Une question fondamentale reste donc sans réponse : que fait-on maintenant que nous nous rendons compte que ces dichotomies ne tiennent plus? Selon elle, cette posture théorique – soit utiliser des dichotomies pour les déconstruire – enrichit son approche féministe et l’amène à assumer le fait qu’elle étudie des populations privilégiées, qui elles-mêmes reproduisent ces dichotomies. Au fil de l’ouvrage, elle dialogue aussi avec la deuxième vague du féminisme, qui a redéfini le lien entre espace privé et espace politique en considérant l’espace privé comme un espace politique où se réalise l’autonomisation des subalternes, et surtout avec le féminisme noir, notamment porté par bell hooks et Audre Lore.
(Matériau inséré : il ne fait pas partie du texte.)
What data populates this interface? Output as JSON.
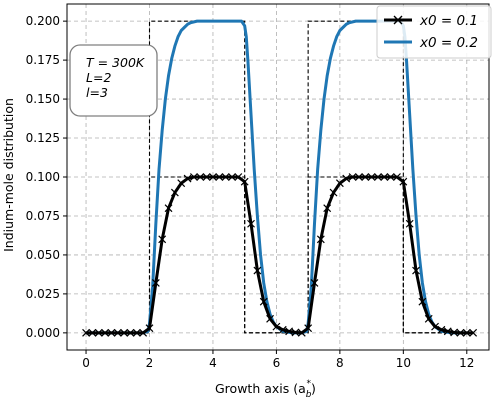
{
  "chart_data": {
    "type": "line",
    "xlabel": "Growth axis (a",
    "xlabel_sub": "b",
    "xlabel_sup": "*",
    "xlabel_close": ")",
    "ylabel": "Indium-mole distribution",
    "xlim": [
      -0.6,
      12.7
    ],
    "ylim": [
      -0.011,
      0.211
    ],
    "xticks": [
      0,
      2,
      4,
      6,
      8,
      10,
      12
    ],
    "yticks": [
      0.0,
      0.025,
      0.05,
      0.075,
      0.1,
      0.125,
      0.15,
      0.175,
      0.2
    ],
    "ytick_labels": [
      "0.000",
      "0.025",
      "0.050",
      "0.075",
      "0.100",
      "0.125",
      "0.150",
      "0.175",
      "0.200"
    ],
    "grid": true,
    "legend_position": "top-right",
    "legend": [
      {
        "label": "x0 = 0.1",
        "color": "#000000",
        "marker": "x"
      },
      {
        "label": "x0 = 0.2",
        "color": "#1f77b4",
        "marker": "none"
      }
    ],
    "annotation": {
      "lines": [
        "T = 300K",
        "L=2",
        "l=3"
      ]
    },
    "series": [
      {
        "name": "x0 = 0.1",
        "color": "#000000",
        "marker": "x",
        "x": [
          0,
          0.2,
          0.4,
          0.6,
          0.8,
          1.0,
          1.2,
          1.4,
          1.6,
          1.8,
          2.0,
          2.2,
          2.4,
          2.6,
          2.8,
          3.0,
          3.2,
          3.4,
          3.6,
          3.8,
          4.0,
          4.2,
          4.4,
          4.6,
          4.8,
          5.0,
          5.2,
          5.4,
          5.6,
          5.8,
          6.0,
          6.2,
          6.4,
          6.6,
          6.8,
          7.0,
          7.2,
          7.4,
          7.6,
          7.8,
          8.0,
          8.2,
          8.4,
          8.6,
          8.8,
          9.0,
          9.2,
          9.4,
          9.6,
          9.8,
          10.0,
          10.2,
          10.4,
          10.6,
          10.8,
          11.0,
          11.2,
          11.4,
          11.6,
          11.8,
          12.0,
          12.2
        ],
        "y": [
          0,
          0,
          0,
          0,
          0,
          0,
          0,
          0,
          0,
          0,
          0.003,
          0.032,
          0.06,
          0.08,
          0.09,
          0.096,
          0.099,
          0.1,
          0.1,
          0.1,
          0.1,
          0.1,
          0.1,
          0.1,
          0.1,
          0.097,
          0.07,
          0.04,
          0.02,
          0.009,
          0.004,
          0.002,
          0.001,
          0.0003,
          0,
          0.003,
          0.032,
          0.06,
          0.08,
          0.09,
          0.096,
          0.099,
          0.1,
          0.1,
          0.1,
          0.1,
          0.1,
          0.1,
          0.1,
          0.1,
          0.097,
          0.07,
          0.04,
          0.02,
          0.009,
          0.004,
          0.002,
          0.001,
          0.0003,
          0,
          0,
          0
        ]
      },
      {
        "name": "x0 = 0.2",
        "color": "#1f77b4",
        "marker": "none",
        "x": [
          0,
          0.5,
          1.0,
          1.5,
          1.8,
          1.95,
          2.0,
          2.1,
          2.2,
          2.3,
          2.4,
          2.5,
          2.6,
          2.7,
          2.8,
          2.9,
          3.0,
          3.1,
          3.2,
          3.3,
          3.5,
          3.7,
          4.0,
          4.5,
          4.9,
          5.0,
          5.05,
          5.1,
          5.2,
          5.3,
          5.4,
          5.5,
          5.6,
          5.7,
          5.8,
          5.9,
          6.0,
          6.2,
          6.5,
          6.8,
          6.95,
          7.0,
          7.1,
          7.2,
          7.3,
          7.4,
          7.5,
          7.6,
          7.7,
          7.8,
          7.9,
          8.0,
          8.1,
          8.2,
          8.3,
          8.5,
          8.7,
          9.0,
          9.5,
          9.9,
          10.0,
          10.05,
          10.1,
          10.2,
          10.3,
          10.4,
          10.5,
          10.6,
          10.7,
          10.8,
          10.9,
          11.0,
          11.2,
          11.5,
          12.0
        ],
        "y": [
          0,
          0,
          0,
          0,
          0,
          0.001,
          0.006,
          0.03,
          0.07,
          0.105,
          0.13,
          0.15,
          0.165,
          0.176,
          0.184,
          0.19,
          0.194,
          0.196,
          0.198,
          0.199,
          0.2,
          0.2,
          0.2,
          0.2,
          0.2,
          0.197,
          0.19,
          0.175,
          0.14,
          0.105,
          0.075,
          0.05,
          0.032,
          0.02,
          0.012,
          0.007,
          0.004,
          0.001,
          0,
          0,
          0.001,
          0.006,
          0.03,
          0.07,
          0.105,
          0.13,
          0.15,
          0.165,
          0.176,
          0.184,
          0.19,
          0.194,
          0.196,
          0.198,
          0.199,
          0.2,
          0.2,
          0.2,
          0.2,
          0.2,
          0.197,
          0.19,
          0.175,
          0.14,
          0.105,
          0.075,
          0.05,
          0.032,
          0.02,
          0.012,
          0.007,
          0.004,
          0.001,
          0,
          0
        ]
      }
    ],
    "reference_profiles": [
      {
        "color": "#000000",
        "style": "dashed",
        "x": [
          0,
          2,
          2,
          5,
          5,
          7,
          7,
          10,
          10,
          12
        ],
        "y": [
          0,
          0,
          0.1,
          0.1,
          0,
          0,
          0.1,
          0.1,
          0,
          0
        ]
      },
      {
        "color": "#000000",
        "style": "dashed",
        "x": [
          0,
          2,
          2,
          5,
          5,
          7,
          7,
          10,
          10,
          12
        ],
        "y": [
          0,
          0,
          0.2,
          0.2,
          0,
          0,
          0.2,
          0.2,
          0,
          0
        ]
      }
    ]
  }
}
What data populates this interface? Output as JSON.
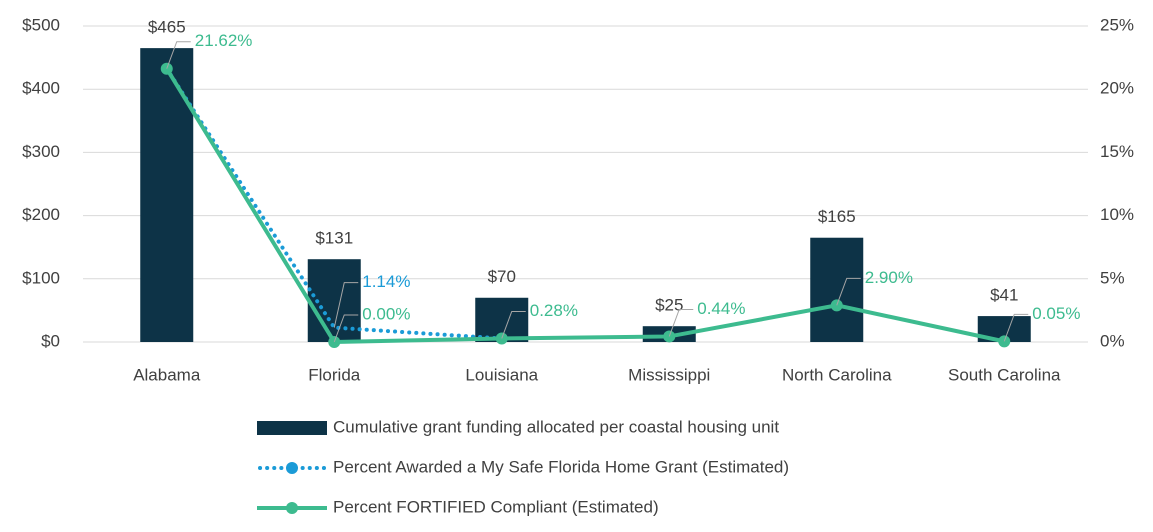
{
  "chart_data": {
    "type": "combo",
    "categories": [
      "Alabama",
      "Florida",
      "Louisiana",
      "Mississippi",
      "North Carolina",
      "South Carolina"
    ],
    "ylim": [
      0,
      500
    ],
    "yticks": [
      {
        "value": 0,
        "label": "$0"
      },
      {
        "value": 100,
        "label": "$100"
      },
      {
        "value": 200,
        "label": "$200"
      },
      {
        "value": 300,
        "label": "$300"
      },
      {
        "value": 400,
        "label": "$400"
      },
      {
        "value": 500,
        "label": "$500"
      }
    ],
    "y2lim": [
      0,
      25
    ],
    "y2ticks": [
      {
        "value": 0,
        "label": "0%"
      },
      {
        "value": 5,
        "label": "5%"
      },
      {
        "value": 10,
        "label": "10%"
      },
      {
        "value": 15,
        "label": "15%"
      },
      {
        "value": 20,
        "label": "20%"
      },
      {
        "value": 25,
        "label": "25%"
      }
    ],
    "grid": true,
    "legend": "bottom",
    "series": [
      {
        "name": "Cumulative grant funding allocated per coastal housing unit",
        "type": "bar",
        "color": "#0d3347",
        "values": [
          465,
          131,
          70,
          25,
          165,
          41
        ],
        "value_labels": [
          "$465",
          "$131",
          "$70",
          "$25",
          "$165",
          "$41"
        ]
      },
      {
        "name": "Percent Awarded a My Safe Florida Home Grant (Estimated)",
        "type": "dotted",
        "axis": "y2",
        "color": "#1b9bd7",
        "values": [
          21.62,
          1.14,
          0.28,
          null,
          null,
          null
        ],
        "value_labels": [
          null,
          "1.14%",
          null,
          null,
          null,
          null
        ]
      },
      {
        "name": "Percent FORTIFIED Compliant (Estimated)",
        "type": "line",
        "axis": "y2",
        "color": "#3dbb8f",
        "values": [
          21.62,
          0,
          0.28,
          0.44,
          2.9,
          0.05
        ],
        "value_labels": [
          "21.62%",
          "0.00%",
          "0.28%",
          "0.44%",
          "2.90%",
          "0.05%"
        ]
      }
    ]
  }
}
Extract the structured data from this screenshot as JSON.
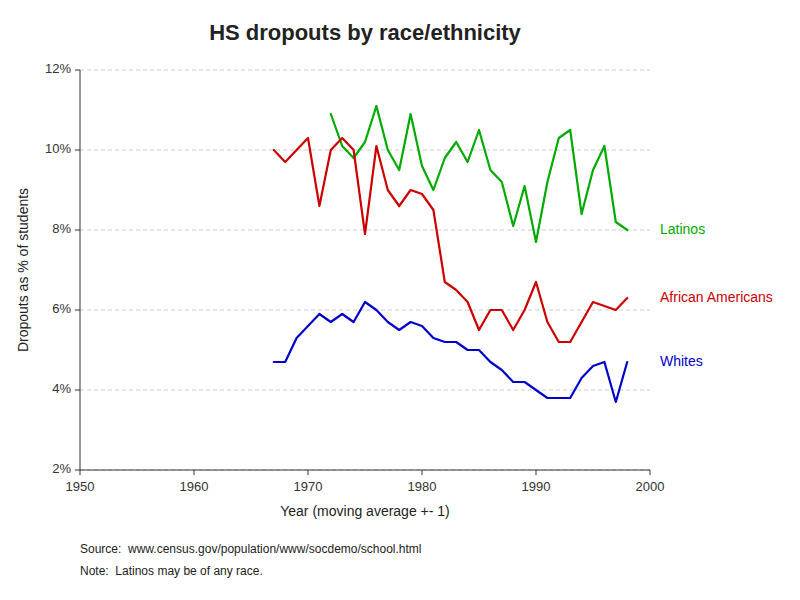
{
  "chart_data": {
    "type": "line",
    "title": "HS dropouts by race/ethnicity",
    "x_label": "Year (moving average +- 1)",
    "y_label": "Dropouts as % of students",
    "source": "Source:  www.census.gov/population/www/socdemo/school.html",
    "note": "Note:  Latinos may be of any race.",
    "xlim": [
      1950,
      2000
    ],
    "ylim": [
      0.02,
      0.12
    ],
    "xticks": [
      1950,
      1960,
      1970,
      1980,
      1990,
      2000
    ],
    "yticks": [
      {
        "value": 0.02,
        "label": "2%"
      },
      {
        "value": 0.04,
        "label": "4%"
      },
      {
        "value": 0.06,
        "label": "6%"
      },
      {
        "value": 0.08,
        "label": "8%"
      },
      {
        "value": 0.1,
        "label": "10%"
      },
      {
        "value": 0.12,
        "label": "12%"
      }
    ],
    "grid": true,
    "series": [
      {
        "name": "Latinos",
        "color": "#00aa00",
        "x": [
          1972,
          1973,
          1974,
          1975,
          1976,
          1977,
          1978,
          1979,
          1980,
          1981,
          1982,
          1983,
          1984,
          1985,
          1986,
          1987,
          1988,
          1989,
          1990,
          1991,
          1992,
          1993,
          1994,
          1995,
          1996,
          1997,
          1998
        ],
        "values": [
          0.109,
          0.101,
          0.098,
          0.102,
          0.111,
          0.1,
          0.095,
          0.109,
          0.096,
          0.09,
          0.098,
          0.102,
          0.097,
          0.105,
          0.095,
          0.092,
          0.081,
          0.091,
          0.077,
          0.092,
          0.103,
          0.105,
          0.084,
          0.095,
          0.101,
          0.082,
          0.08
        ]
      },
      {
        "name": "African Americans",
        "color": "#cc0000",
        "x": [
          1967,
          1968,
          1969,
          1970,
          1971,
          1972,
          1973,
          1974,
          1975,
          1976,
          1977,
          1978,
          1979,
          1980,
          1981,
          1982,
          1983,
          1984,
          1985,
          1986,
          1987,
          1988,
          1989,
          1990,
          1991,
          1992,
          1993,
          1994,
          1995,
          1996,
          1997,
          1998
        ],
        "values": [
          0.1,
          0.097,
          0.1,
          0.103,
          0.086,
          0.1,
          0.103,
          0.1,
          0.079,
          0.101,
          0.09,
          0.086,
          0.09,
          0.089,
          0.085,
          0.067,
          0.065,
          0.062,
          0.055,
          0.06,
          0.06,
          0.055,
          0.06,
          0.067,
          0.057,
          0.052,
          0.052,
          0.057,
          0.062,
          0.061,
          0.06,
          0.063
        ]
      },
      {
        "name": "Whites",
        "color": "#0000cc",
        "x": [
          1967,
          1968,
          1969,
          1970,
          1971,
          1972,
          1973,
          1974,
          1975,
          1976,
          1977,
          1978,
          1979,
          1980,
          1981,
          1982,
          1983,
          1984,
          1985,
          1986,
          1987,
          1988,
          1989,
          1990,
          1991,
          1992,
          1993,
          1994,
          1995,
          1996,
          1997,
          1998
        ],
        "values": [
          0.047,
          0.047,
          0.053,
          0.056,
          0.059,
          0.057,
          0.059,
          0.057,
          0.062,
          0.06,
          0.057,
          0.055,
          0.057,
          0.056,
          0.053,
          0.052,
          0.052,
          0.05,
          0.05,
          0.047,
          0.045,
          0.042,
          0.042,
          0.04,
          0.038,
          0.038,
          0.038,
          0.043,
          0.046,
          0.047,
          0.037,
          0.047
        ]
      }
    ]
  }
}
La première section se concentre sur l’opposition ghar/bahir à partir d’observations sur l’utilisation des médias socionumériques (blogues de cuisine ou de life style) par les femmes indiennes installées à l’étranger. Gajjala démontre que cette utilisation est à double tranchant. En effet, en montrant en ligne (bahir) ce qui se passe au sein de leur foyer (ghar), les femmes indiennes revendiquent leur « indianité » et s’autonomisent en assumant leur identité, mais, en même temps, elles reproduisent un schéma patriarcal : la femme restreinte à des tâches ménagères et enfermée à la maison. De plus, dans leurs dialogues, l’auteure et les coauteures soulignent que ces blogues, parce qu’ils mettent de l’avant des femmes privilégiées et de caste supérieure, renforcent la hiérarchisation de classe.

La deuxième section traite plus spécifiquement du cybermilitantisme, et ce, de manière assez désorganisée : y sont mentionnés des concepts sans véritablement approfondir leurs définitions. Gajjala y explique que les mouvements féministes et activistes tendent à la marketization et sont aujourd’hui des outils de branding pour les organisations à but non lucratif, ce qu’elle nomme une marchandisation du féminisme. Elle propose aussi une vision alternative de la subalternity en invitant à la voir comme étant relationnelle, dynamique et intersectionnelle, plutôt que statique et homogène. Se faisant, elle pave la voie à une vision non dichotomique et hétérogène des personnes subalternes qui ne sont pas en bloc opposées aux à celles non subalternes. Elle montre également, toujours à travers les nombreux dialogues avec plusieurs activistes indiennes membres des Dalits (les Intouchables, personnes considérées comme hors castes et affectées à des fonctions ou des métiers impurs, victimes de grandes discriminations en Asie du Sud), la coexistence de plusieurs publics dans plusieurs espaces non homogènes (espaces publics et contre-publics) « dans » l’espace numérique. Puis, traitant brièvement des populations queer et des communautés rurales, Gajjala démystifie l’espace numérique en montrant qu’Internet, bien qu’étant un outil particulièrement utile pour donner de la visibilité aux luttes féministes et LGBTQ+, tend aussi à reproduire certaines représentations hétéronormées. Elle aborde également l’opposition entre la rue numérique (digital street) et l’espace domestique numérique (digital domesticity), lequel repose sur deux formes différentes d’affection : le sentiment de création du foyer et la protestation. Ces expressions sont une nouvelle occasion pour l’auteure de montrer la faiblesse des oppositions, car, au final, elles s’entremêlent.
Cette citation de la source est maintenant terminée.